Nope, but it's still on the radar screen.

There are a couple of really huge issues that would have to be argued out
before any progress could be made.

One is that tuple layout (particularly tuple header format) is something
known in detail throughout large parts of the system.  This is a PITA if
the storage layer would like to use some other tuple format, but is it
worthwhile or even possible to abstract it?
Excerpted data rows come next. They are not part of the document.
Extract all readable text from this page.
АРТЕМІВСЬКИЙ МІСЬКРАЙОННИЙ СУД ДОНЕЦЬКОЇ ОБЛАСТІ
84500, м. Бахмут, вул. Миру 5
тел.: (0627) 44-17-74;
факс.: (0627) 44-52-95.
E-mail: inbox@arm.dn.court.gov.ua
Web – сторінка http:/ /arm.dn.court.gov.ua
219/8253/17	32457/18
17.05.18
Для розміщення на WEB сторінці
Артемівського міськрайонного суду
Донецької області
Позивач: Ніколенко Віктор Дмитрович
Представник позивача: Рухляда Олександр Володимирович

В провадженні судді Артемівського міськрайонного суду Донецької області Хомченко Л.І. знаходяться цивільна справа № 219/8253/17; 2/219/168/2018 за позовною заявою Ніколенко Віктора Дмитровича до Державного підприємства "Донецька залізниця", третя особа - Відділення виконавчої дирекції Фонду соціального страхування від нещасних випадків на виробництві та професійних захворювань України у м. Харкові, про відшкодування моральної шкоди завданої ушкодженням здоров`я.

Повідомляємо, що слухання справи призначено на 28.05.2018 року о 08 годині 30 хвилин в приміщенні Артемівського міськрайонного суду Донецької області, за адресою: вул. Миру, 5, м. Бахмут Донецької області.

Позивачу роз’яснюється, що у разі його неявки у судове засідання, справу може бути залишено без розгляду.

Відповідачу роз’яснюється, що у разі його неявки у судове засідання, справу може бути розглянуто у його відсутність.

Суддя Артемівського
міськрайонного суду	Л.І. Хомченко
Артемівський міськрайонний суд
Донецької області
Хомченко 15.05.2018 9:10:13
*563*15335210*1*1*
Another is that we've got whole *classes* of utility commands that are
specifically targeted to the storage engine we've got.  VACUUM, CLUSTER,
ALTER TABLE SET TABLESPACE for example.  Not to mention autovacuum.
It's not clear where these would fit if we tried to define a storage
engine API layer.
        regards, tom lane



Re: alternative back-end block formats

From
Christian Convey
Date:
There are a couple of really huge issues that would have to be argued out
before any progress could be made.

Is this something that people want to spend time on right now?  As I mentioned earlier, I'm game.  But it doesn't sound like I'll get very far without adult supervision.

Re: alternative back-end block formats

From
Tom Lane
Date:
Christian Convey <christian.convey@gmail.com> writes:
>> There are a couple of really huge issues that would have to be argued out
>> before any progress could be made.

> Is this something that people want to spend time on right now?  As I
> mentioned earlier, I'm game.  But it doesn't sound like I'll get very far
> without adult supervision.

TBH, I'd rather we waited till the commitfest is over.  This is certainly
material for 9.5, if not even further out, so there's no pressing need for
a debate right now; and we have plenty of stuff we do need to deal with
right now.
        regards, tom lane



Re: alternative back-end block formats

From
Christian Convey
Date:
On Tue, Jan 28, 2014 at 12:39 PM, Tom Lane <tgl@sss.pgh.pa.us> wrote:
TBH, I'd rather we waited till the commitfest is over.  This is certainly
material for 9.5, if not even further out, so there's no pressing need for
a debate right now; and we have plenty of stuff we do need to deal with
right now.

Works for me.  I'll just lurk in the meantime, and see what I can figure out.  Thanks.

- Christian